His book, Who Are the Jews of India?, was a Finalist for the 2000 National Jewish Book Award and won the 2004 Vak Devi Saraswati Saman Award from India. His co-authored book, The Last Jews of Cochin (1993), was a Nota Bene selection of the Chronicle of Higher Education.

He won the President's Award for Achievement and Excellence, FIU's highest internal honor, in 2001, as well as FIU Faculty Senate Awards for Research (2005) and Service (2001). He was also named “Scholar of the Year” by the University of South Florida in 1990.

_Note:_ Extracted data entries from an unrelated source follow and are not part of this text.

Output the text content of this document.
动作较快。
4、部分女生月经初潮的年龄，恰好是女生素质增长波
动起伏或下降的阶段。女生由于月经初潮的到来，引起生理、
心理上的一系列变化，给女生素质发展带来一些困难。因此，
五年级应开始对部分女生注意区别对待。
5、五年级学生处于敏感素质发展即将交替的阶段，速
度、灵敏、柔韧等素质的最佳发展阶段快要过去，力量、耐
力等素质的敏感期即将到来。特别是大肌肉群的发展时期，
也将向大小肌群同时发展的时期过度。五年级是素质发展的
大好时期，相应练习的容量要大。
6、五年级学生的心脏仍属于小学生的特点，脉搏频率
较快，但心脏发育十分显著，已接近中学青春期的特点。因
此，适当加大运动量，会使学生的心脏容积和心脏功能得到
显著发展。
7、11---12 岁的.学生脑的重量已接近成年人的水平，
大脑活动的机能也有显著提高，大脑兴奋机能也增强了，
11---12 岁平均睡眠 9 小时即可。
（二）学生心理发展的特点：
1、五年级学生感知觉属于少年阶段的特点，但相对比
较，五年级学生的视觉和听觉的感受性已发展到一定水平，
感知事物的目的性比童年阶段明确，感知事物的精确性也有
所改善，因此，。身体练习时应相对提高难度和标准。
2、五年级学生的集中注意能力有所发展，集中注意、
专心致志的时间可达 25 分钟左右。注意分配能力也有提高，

He also received statewide award for teaching excellence in 1994, and has been named a “Master Teacher” an unprecedented thirteen times by the Florida Center for Teachers of the Florida Humanities Council. He was appointed Kauffman Professor in Global Entrepreneurship at FIU for the 2009–10 academic year.

==Selected books==
- ' Jews : India – Selected Essays by Nathan Katz.' (New Delhi, Manohar, 2022).
- Indian Jews – An Annotated Bibliography, 1665–2005 (New Delhi, Manohar, 2013).
- Spiritual Journey Home – Eastern Mysticism to the Western Wall (Jersey City, NJ, Ktav Publishing House, 2009).
- Indo-Judaic Studies in the Twenty-First century: A View from the Margin, editor-in-chief/co-author (New York, Palgrave Macmillan, April 2007).
- Kashrut, Caste and Kabbalah: The Religious Life of the Jews of Cochin, with Ellen S. Goldberg (New Delhi, Manohar, 2005).
- Who Are the Jews of India? (Berkeley, Los Angeles and London, University of California Press, 2000).
- Studies of Indian-Jewish Identity, editor and co-author (New Delhi, Manohar, 1995 [2nd ed., 1999]).
- The Last Jews of Cochin: Jewish Identity in Hindu India, with Ellen S. Goldberg. Foreword by Daniel J. Elazar (Columbia, SC, Univ. of 	South Carolina Press, 1993).
- Tampa Bay's Asian-Origin Religious Communities (Tampa, National Conference of Christians and Jews, "A Religious History of Tampa Bay" Research Reports no. 1, 1991).
- Ethnic Conflict in Buddhist Societies: Sri Lanka, Thailand and Burma, co-editor and co-author (London, Frances Pinter Publishers, 1988).
- Buddhist and Western Psychology, editor and co-author. Introduction by Chogyam Trungpa, Rinpoche (Boulder, CO,	 Prajña Press/ Shambhala, 1983).
- Buddhist Images of Human Perfection: The Arahant of the Sutta Pitaka Compared with the Bodhisattva and the Mahasiddha (Delhi, Motilal Banarsidass, 1982; 2nd ed. 1989; 3rd ed. 2004).
- Buddhist and Western Philosophy, editor and co-author. Foreword by the Dalai Lama (New Delhi, Sterling, 1981).
- Tibetan Buddhism (New Haven, CT, Yale Divinity School, Visual Education Series, 1974).
- Afghan Legends: A Textbook in Reading English as a Second Language (Kabul, U.S. Information Service, 1972).